Series held at The Natural History Museum are catalogued more fully in its online catalogue . Online descriptions of some individual records can also be viewed on Discovery, see DF 420.

Date: 1880-1950
Arrangement:

The series has not been arranged or listed in detail.

Related material:

Further Gepp correspondence is held in the Marine Algae Section.

Held by: Natural History Museum Library and Archives, not available at The National Archives
Legal status: Public Record(s)
Language: English
Physical description: file(s)
Access conditions: Subject to 30 year closure unless otherwise stated
Immediate source of acquisition:

The series was transferred to the archives from the Botany Library in 1989.

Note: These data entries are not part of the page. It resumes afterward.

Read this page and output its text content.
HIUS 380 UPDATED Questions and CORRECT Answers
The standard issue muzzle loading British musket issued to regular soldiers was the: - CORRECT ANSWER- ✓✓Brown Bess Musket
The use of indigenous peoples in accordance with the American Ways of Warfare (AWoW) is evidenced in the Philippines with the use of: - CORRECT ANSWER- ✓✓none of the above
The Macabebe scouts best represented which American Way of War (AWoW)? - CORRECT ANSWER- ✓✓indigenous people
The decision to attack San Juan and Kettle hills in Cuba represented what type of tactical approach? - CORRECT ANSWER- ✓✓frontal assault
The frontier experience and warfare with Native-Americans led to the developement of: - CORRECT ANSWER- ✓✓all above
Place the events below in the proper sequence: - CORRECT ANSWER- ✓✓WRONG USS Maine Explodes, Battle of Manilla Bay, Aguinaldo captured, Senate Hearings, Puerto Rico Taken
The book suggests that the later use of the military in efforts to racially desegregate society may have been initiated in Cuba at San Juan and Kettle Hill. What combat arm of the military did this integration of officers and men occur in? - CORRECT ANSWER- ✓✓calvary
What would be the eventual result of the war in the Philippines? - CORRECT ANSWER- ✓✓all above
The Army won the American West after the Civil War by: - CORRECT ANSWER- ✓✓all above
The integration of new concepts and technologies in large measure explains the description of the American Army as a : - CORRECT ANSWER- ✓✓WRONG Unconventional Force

Custodial history: Originally housed in the Cryptogamic Herbarium.
Publication note:

'Mr Antony Gepp', A B Rendle. Natural History Magazine, 1: 95-96 (1927)

Administrative / biographical background:

Antony Gepp was born in Essex and educated at Felsted School and St John's College, Cambridge. He took the B A in 1885, and obtained an Assistant post in the Museum in January 1885. He and George Murray were between them responsible for the cryptogams, Gepp taking on the mosses and liverworts and later the marine algae. On the retirement of William Carruthers in 1895, Gepp took on the ferns as well. His official career lasted until 1927, when he retired at the age of 65. He continued to come to the Department regularly to work on ferns and other cryptogamic groups until his death in 1955, following a fall on the Museum staircase.

About 1900 Gepp married Ethel Sarel Barton (1864-1922), an algologist who was a voluntary worker in the Department.

Gepp was not a prolific writer. He contributed lists and descriptions of cryptogamic groups to a number of catalogues and expedition reports published by the Museum and elsewhere, as well as short papers and notes on fossil plants, hepatics, mosses, fungi, marine algae and ferns.